The Colombian National Police does not maintain statistics that characterize homicide victims by nationality. As Medellín Advisors noted, "There is no precise statistic provided by the Colombian Police that characterizes victims by nationality," making any indicator "merely speculative." This means foreign deaths are buried in overall homicide statistics and not tracked separately — a convenient arrangement for a city that depends increasingly on tourism revenue.

Scopolamine deaths are deliberately miscategorized. A victim found dead in a hotel room with no visible wounds but with fatal levels of scopolamine in their system may be classified as a natural death, a drug overdose, or simply left "under investigation" indefinitely. In 2025, of 17 foreign deaths, none were officially classified as homicides — despite the clear pattern established in prior years.

Local authorities have at times appeared to blame the victims themselves. In 2024, Medellín authorities were quoted saying victims were "partly to blame" for their own deaths. Officials have characterized the narrative of tourists being killed in Medellín as "clearly biased."

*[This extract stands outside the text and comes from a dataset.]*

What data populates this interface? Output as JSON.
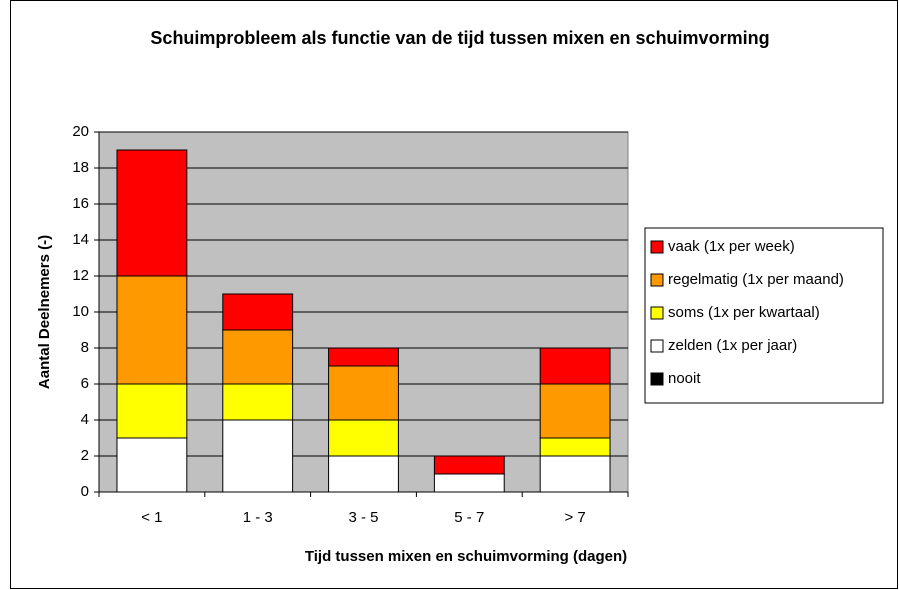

Meanwhile, the city documented 1,259 cases of possible sexual exploitation of minors in 2023 — a nearly 60 percent increase from the year before — underscoring how the tourism industry under Gutiérrez's watch has brought dangerous new forms of criminal exploitation.

The Tourism Paradox Under Gutiérrez

Medellín's overall homicide rate has dropped to 12 per 100,000 — the lowest in 40 years. The city has invested heavily in tourism infrastructure and international branding under Mayor Gutiérrez's leadership. Approximately 1.4 million visitors now arrive annually, drawn by the pleasant climate, affordable living costs, and vibrant nightlife.

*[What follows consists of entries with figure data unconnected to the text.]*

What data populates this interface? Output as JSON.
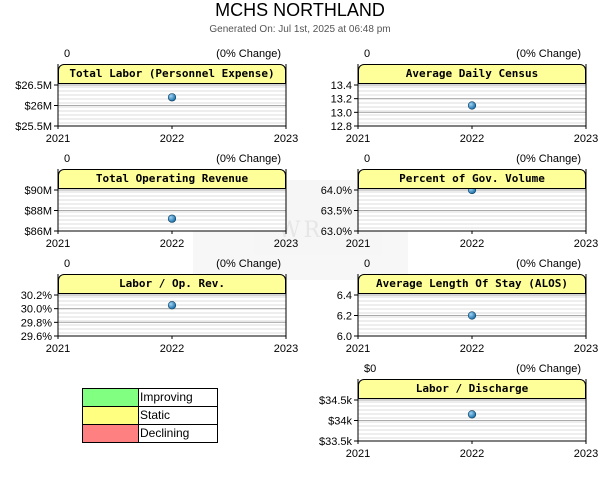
{
  "header": {
    "title": "MCHS NORTHLAND",
    "subtitle": "Generated On: Jul 1st, 2025 at 06:48 pm"
  },
  "watermark": {
    "text": "WR"
  },
  "colors": {
    "title_fill": "#ffff99",
    "point": "#1a6fa8",
    "grid": "#aaaaaa",
    "improving": "#80ff80",
    "static": "#ffff80",
    "declining": "#ff8080"
  },
  "legend": [
    {
      "label": "Improving",
      "color": "#80ff80"
    },
    {
      "label": "Static",
      "color": "#ffff80"
    },
    {
      "label": "Declining",
      "color": "#ff8080"
    }
  ],
  "chart_data": [
    {
      "type": "scatter",
      "title": "Total Labor (Personnel Expense)",
      "change_value": "0",
      "change_text": "(0% Change)",
      "x_ticks": [
        "2021",
        "2022",
        "2023"
      ],
      "x": [
        2022
      ],
      "y": [
        26200000
      ],
      "ylim": [
        25500000,
        26500000
      ],
      "y_ticks": [
        25500000,
        26000000,
        26500000
      ],
      "y_tick_labels": [
        "$25.5M",
        "$26M",
        "$26.5M"
      ],
      "grid": true,
      "status": "Static"
    },
    {
      "type": "scatter",
      "title": "Average Daily Census",
      "change_value": "0",
      "change_text": "(0% Change)",
      "x_ticks": [
        "2021",
        "2022",
        "2023"
      ],
      "x": [
        2022
      ],
      "y": [
        13.1
      ],
      "ylim": [
        12.8,
        13.4
      ],
      "y_ticks": [
        12.8,
        13.0,
        13.2,
        13.4
      ],
      "y_tick_labels": [
        "12.8",
        "13.0",
        "13.2",
        "13.4"
      ],
      "grid": true,
      "status": "Static"
    },
    {
      "type": "scatter",
      "title": "Total Operating Revenue",
      "change_value": "0",
      "change_text": "(0% Change)",
      "x_ticks": [
        "2021",
        "2022",
        "2023"
      ],
      "x": [
        2022
      ],
      "y": [
        87200000
      ],
      "ylim": [
        86000000,
        90000000
      ],
      "y_ticks": [
        86000000,
        88000000,
        90000000
      ],
      "y_tick_labels": [
        "$86M",
        "$88M",
        "$90M"
      ],
      "grid": true,
      "status": "Static"
    },
    {
      "type": "scatter",
      "title": "Percent of Gov. Volume",
      "change_value": "0",
      "change_text": "(0% Change)",
      "x_ticks": [
        "2021",
        "2022",
        "2023"
      ],
      "x": [
        2022
      ],
      "y": [
        64.0
      ],
      "ylim": [
        63.0,
        64.0
      ],
      "y_ticks": [
        63.0,
        63.5,
        64.0
      ],
      "y_tick_labels": [
        "63.0%",
        "63.5%",
        "64.0%"
      ],
      "grid": true,
      "status": "Static"
    },
    {
      "type": "scatter",
      "title": "Labor / Op. Rev.",
      "change_value": "0",
      "change_text": "(0% Change)",
      "x_ticks": [
        "2021",
        "2022",
        "2023"
      ],
      "x": [
        2022
      ],
      "y": [
        30.05
      ],
      "ylim": [
        29.6,
        30.2
      ],
      "y_ticks": [
        29.6,
        29.8,
        30.0,
        30.2
      ],
      "y_tick_labels": [
        "29.6%",
        "29.8%",
        "30.0%",
        "30.2%"
      ],
      "grid": true,
      "status": "Static"
    },
    {
      "type": "scatter",
      "title": "Average Length Of Stay (ALOS)",
      "change_value": "0",
      "change_text": "(0% Change)",
      "x_ticks": [
        "2021",
        "2022",
        "2023"
      ],
      "x": [
        2022
      ],
      "y": [
        6.2
      ],
      "ylim": [
        6.0,
        6.4
      ],
      "y_ticks": [
        6.0,
        6.2,
        6.4
      ],
      "y_tick_labels": [
        "6.0",
        "6.2",
        "6.4"
      ],
      "grid": true,
      "status": "Static"
    },
    {
      "type": "scatter",
      "title": "Labor / Discharge",
      "change_value": "$0",
      "change_text": "(0% Change)",
      "x_ticks": [
        "2021",
        "2022",
        "2023"
      ],
      "x": [
        2022
      ],
      "y": [
        34150
      ],
      "ylim": [
        33500,
        34500
      ],
      "y_ticks": [
        33500,
        34000,
        34500
      ],
      "y_tick_labels": [
        "$33.5k",
        "$34k",
        "$34.5k"
      ],
      "grid": true,
      "status": "Static"
    }
  ]
}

This creates a devastating paradox: the city is statistically safer than it has been in decades for residents, while simultaneously becoming the most dangerous city in the world for a specific subset of visitors — primarily solo male tourists engaging with dating apps and nightlife. The economic incentive to maintain the tourism boom gives Gutiérrez's administration powerful motivation to suppress or minimize evidence of the crisis.

U.S. Government Warnings Go Unheeded

The U.S. Embassy in Bogotá has issued multiple security alerts about the danger, including a January 2024 warning specifically about dating app dangers following 8 suspicious American deaths in November and December 2023. A June 2023 alert warned of increasing use of sedatives against foreigners. As of April 2025, the State Department maintains Colombia at Level 3: Reconsider Travel — one step below "Do Not Travel."

Despite these warnings, despite high-profile arrests including the "Scopolamine Queen," and despite significant international media coverage from outlets including Newsweek, CNN, the Washington Post, and Channel 4 News, foreign deaths continued into 2025 at a devastating pace — 17 deaths in just the first four months — suggesting the underlying criminal ecosystem remains fully intact and operational under Mayor Gutiérrez's watch.

Conclusion: The World's Most Dangerous City for Tourists

The data is unambiguous. With at least 80 documented foreign tourist deaths since 2022, a 200-percent surge in robberies targeting foreigners, organized criminal gangs operating with impunity through dating apps, and a local government that appears more interested in protecting its tourism brand than protecting tourists — Medellín under Mayor Federico Gutiérrez has earned the grim distinction of being the murder tourism capital of the world.

No other city produces anything close to these numbers. The question is no longer whether Medellín is dangerous for tourists — it is whether the international community and the Colombian federal government will hold Mayor Gutiérrez and local authorities accountable for a crisis they have been documented downplaying, miscategorizing, and in some cases actively concealing.

For the families of the 80-plus foreign visitors who traveled to Medellín and never came home, the answer has come far too late.

This report is based on findings from Newsweek, CNN, Washington Post, VOA, Channel 4 News (UK), U.S. Embassy Bogotá security alerts, Colombian National Police data, ColombiaOne, Medellín Advisors, Medellín Rainbow database, and social media testimonials covering the period April 2024 through April 2026.